The recursive_depth_first_search function utilizes the r_dfs engine. Instead of a heap-allocated stack, it uses the native C++ call stack.

gl::algorithm::recursive_depth_first_search<gl::algorithm::noret>(
    graph,
    start_id,
    [](auto v) { std::cout << "Entering subtree of: " << v << '\n'; }, // (1)!
    [](auto v) { std::cout << "Exiting subtree of: " << v << '\n'; }   // (2)!
);
  1. Hook triggered before descending recursively into the current vertex's adjacent neighbors.
  2. Hook triggered after returning from all recursive calls for the current vertex.

Call Stack Depth (Stack Overflow)

While recursive_depth_first_search avoids heap allocations and can be marginally faster for small graphs, it is highly vulnerable to Stack Overflow errors.

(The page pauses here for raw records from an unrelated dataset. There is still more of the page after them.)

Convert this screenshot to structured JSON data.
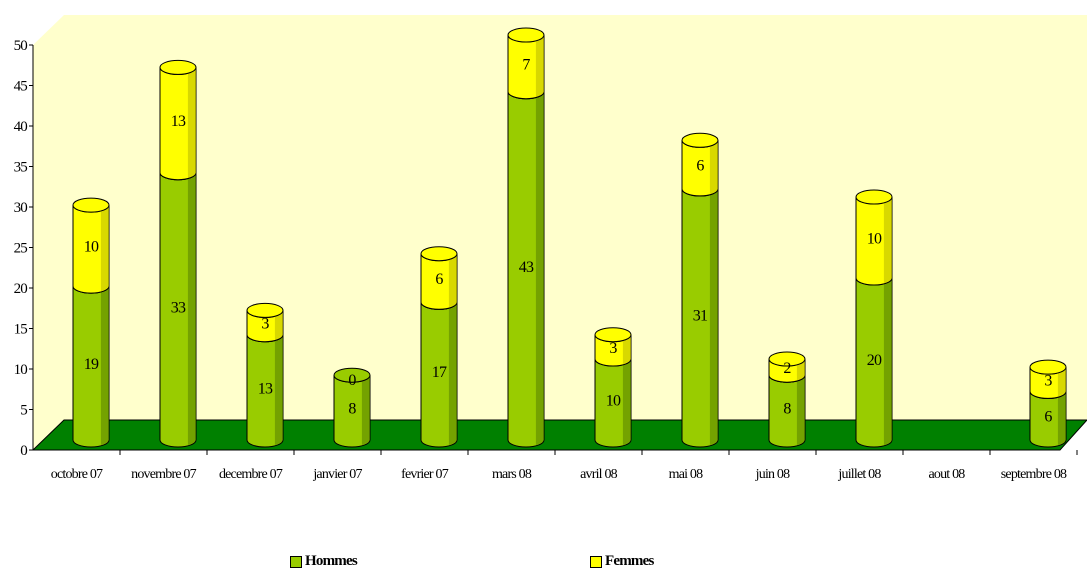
{
  "chart_data": {
    "type": "bar",
    "stacked": true,
    "categories": [
      "octobre 07",
      "novembre 07",
      "decembre 07",
      "janvier 07",
      "fevrier 07",
      "mars 08",
      "avril 08",
      "mai 08",
      "juin 08",
      "juillet 08",
      "aout 08",
      "septembre 08"
    ],
    "series": [
      {
        "name": "Hommes",
        "values": [
          19,
          33,
          13,
          8,
          17,
          43,
          10,
          31,
          8,
          20,
          0,
          6
        ]
      },
      {
        "name": "Femmes",
        "values": [
          10,
          13,
          3,
          0,
          6,
          7,
          3,
          6,
          2,
          10,
          0,
          3
        ]
      }
    ],
    "data_labels": {
      "Hommes": [
        "19",
        "33",
        "13",
        "8",
        "17",
        "43",
        "10",
        "31",
        "8",
        "20",
        "",
        "6"
      ],
      "Femmes": [
        "10",
        "13",
        "3",
        "0",
        "6",
        "7",
        "3",
        "6",
        "2",
        "10",
        "",
        "3"
      ]
    },
    "yticks": [
      0,
      5,
      10,
      15,
      20,
      25,
      30,
      35,
      40,
      45,
      50
    ],
    "ylim": [
      0,
      50
    ],
    "title": "",
    "xlabel": "",
    "ylabel": "",
    "legend_position": "bottom",
    "colors": {
      "Hommes": "#99cc00",
      "Femmes": "#ffff00",
      "wall": "#ffffcc",
      "floor": "#008000"
    }
  }
}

If you execute this on an extremely deep graph (such as a linear path topology with 100,000 vertices), the C++ call stack will exceed its limit and crash your application.

For large or untrusted graphs, always prefer the iterative depth_first_search.


Visual Comparison: Traversal Order

The following diagram illustrates the fundamental difference in exploration order between Breadth-First and Depth-First search. The numbers indicate the exact chronological sequence in which vertices are discovered.

Traversal Example Light Traversal Example Dark


Algorithmic complexity

The time complexity for all three traversals (BFS, Iterative DFS, and Recursive DFS) depends entirely on the underlying representation of GraphType:

  • Adjacency List Representations: \(O(|V| + |E|)\). The algorithm strictly evaluates existing edges, making this optimal for sparse graphs.

  • Adjacency Matrix Representations: \(O(|V|^2)\). To find adjacent unvisited vertices, the algorithm must scan the entire \(|V|\)-length matrix row for every visited vertex, shifting the bottleneck from edge evaluation to row traversal.